Last weekend, Sairalyn and I went down to South Street Seaport to (finally) check out the BODIES exhibition. It only took just about everyone I know (friends and clients alike) seeing the exhibit and reporting back to me that
“…A guy like you would LOVE this exhibit! It’s totally the kind of thing you’d be into.”
which is not an untrue statement. Aside from snowboarding being the focus of our lives for the past four months, I’ve avoided the BODIES exhibit because I figured, hey, I got enough of that stuff when I was a student Teaching Assistant for Functional Human Anatomy Lab at Rutgers University (Reaching into the cadavers and pulling the small intestine out for freshmen to examine, in all its warm, slippery glory was one of the highlights of that experience).
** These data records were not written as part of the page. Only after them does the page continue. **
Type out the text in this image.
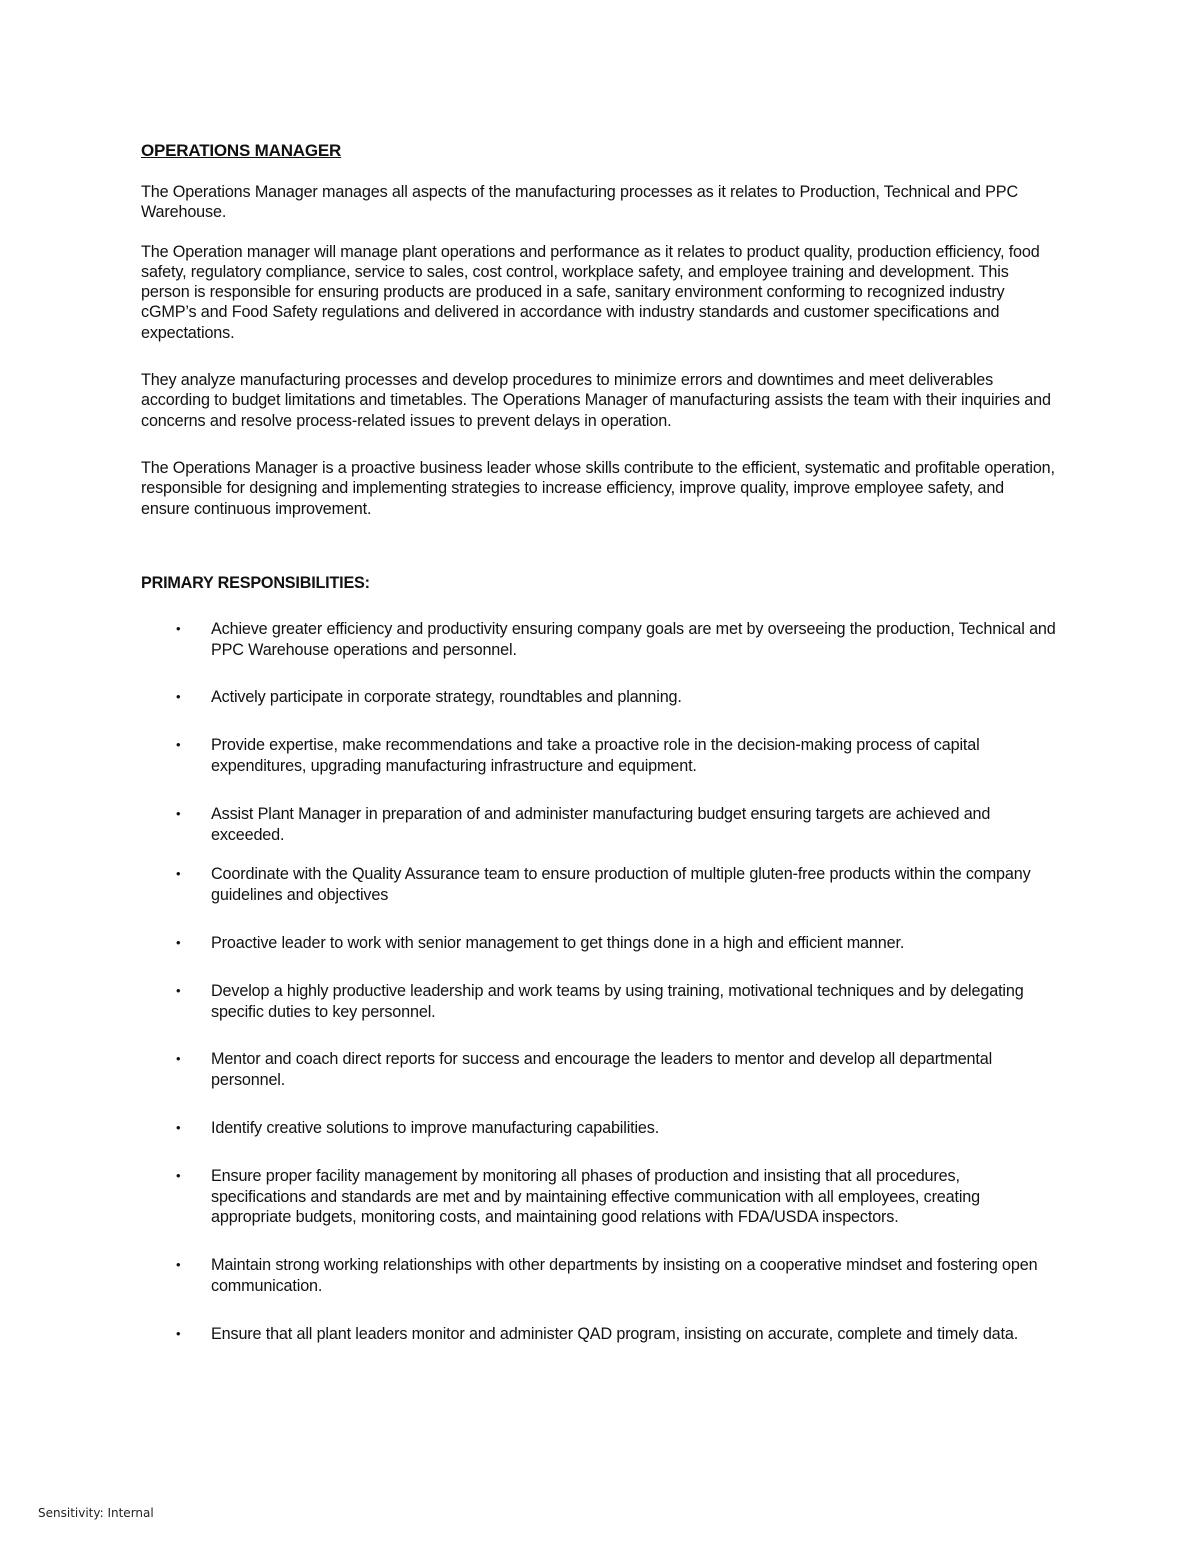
OPERATIONS MANAGER

The Operations Manager manages all aspects of the manufacturing processes as it relates to Production, Technical and PPC Warehouse.

The Operation manager will manage plant operations and performance as it relates to product quality, production efficiency, food safety, regulatory compliance, service to sales, cost control, workplace safety, and employee training and development. This person is responsible for ensuring products are produced in a safe, sanitary environment conforming to recognized industry cGMP’s and Food Safety regulations and delivered in accordance with industry standards and customer specifications and expectations.

They analyze manufacturing processes and develop procedures to minimize errors and downtimes and meet deliverables according to budget limitations and timetables. The Operations Manager of manufacturing assists the team with their inquiries and concerns and resolve process-related issues to prevent delays in operation.

The Operations Manager is a proactive business leader whose skills contribute to the efficient, systematic and profitable operation, responsible for designing and implementing strategies to increase efficiency, improve quality, improve employee safety, and ensure continuous improvement.

PRIMARY RESPONSIBILITIES:
• Achieve greater efficiency and productivity ensuring company goals are met by overseeing the production, Technical and PPC Warehouse operations and personnel.
• Actively participate in corporate strategy, roundtables and planning.
• Provide expertise, make recommendations and take a proactive role in the decision-making process of capital expenditures, upgrading manufacturing infrastructure and equipment.
• Assist Plant Manager in preparation of and administer manufacturing budget ensuring targets are achieved and exceeded.
• Coordinate with the Quality Assurance team to ensure production of multiple gluten-free products within the company guidelines and objectives
• Proactive leader to work with senior management to get things done in a high and efficient manner.
• Develop a highly productive leadership and work teams by using training, motivational techniques and by delegating specific duties to key personnel.
• Mentor and coach direct reports for success and encourage the leaders to mentor and develop all departmental personnel.
• Identify creative solutions to improve manufacturing capabilities.
• Ensure proper facility management by monitoring all phases of production and insisting that all procedures, specifications and standards are met and by maintaining effective communication with all employees, creating appropriate budgets, monitoring costs, and maintaining good relations with FDA/USDA inspectors.
• Maintain strong working relationships with other departments by insisting on a cooperative mindset and fostering open communication.
• Ensure that all plant leaders monitor and administer QAD program, insisting on accurate, complete and timely data.
Sensitivity: Internal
I figured that a static exhibit that one isn’t allowed to touch wouldn’t compare to the visceral experience that teaching those labs gave me.
Well, I was wrong. I loved the BODIES exhibition – it was great. Sairalyn was a tad creeped out at the beginning, but she got into it after desensitizing herself to the fact that we were examining the remains of once living, breathing human beings. She particularly enjoyed the circulatory system exhibit (also my favorite). After injecting the blood vessels with a silicone polymer, chemicals are used to melt away the other body tissues, leaving a perfect preservation of all the vesels to the last capillary. It’s really incredible to see the amount of detail and the sheer density of the capillary beds in both the venous and arterial specimens.
Two things of note:
1) Sairalyn noticed that most of the full-body specimens were male. There were only 2 female full-body sepcimens. I wonder why that is?
2) Most of the specimens were smokers – you could tell by the condition of the lungs (blackened and slightly shriveled). That’s too bad.
All in all, I’d say that it was an afternoon well spent.
BTW, there was a guy there that was getting even more into it than I was. He must have been an anatomist or something, because he was pointing out all the muscles – and I mean ALL of them. To a much more detailed degree than I was.
An explanation is in order:
When you look at a real human body, the muscles aren’t as clearly defined as they look in books and picture atlases of the body, save perhaps the arm. Particularly in the torso, the muscles intermesh together and it’s only by knowing, inside and out, all the muscles and their attachment points and anatomical function that you can discern which ones are which.
This guy was a champ – he knew every single one, even the small muscles of the hip (how anyone can discern inferior and superior gemellus in situ is beyond my understanding). My hat’s off to him.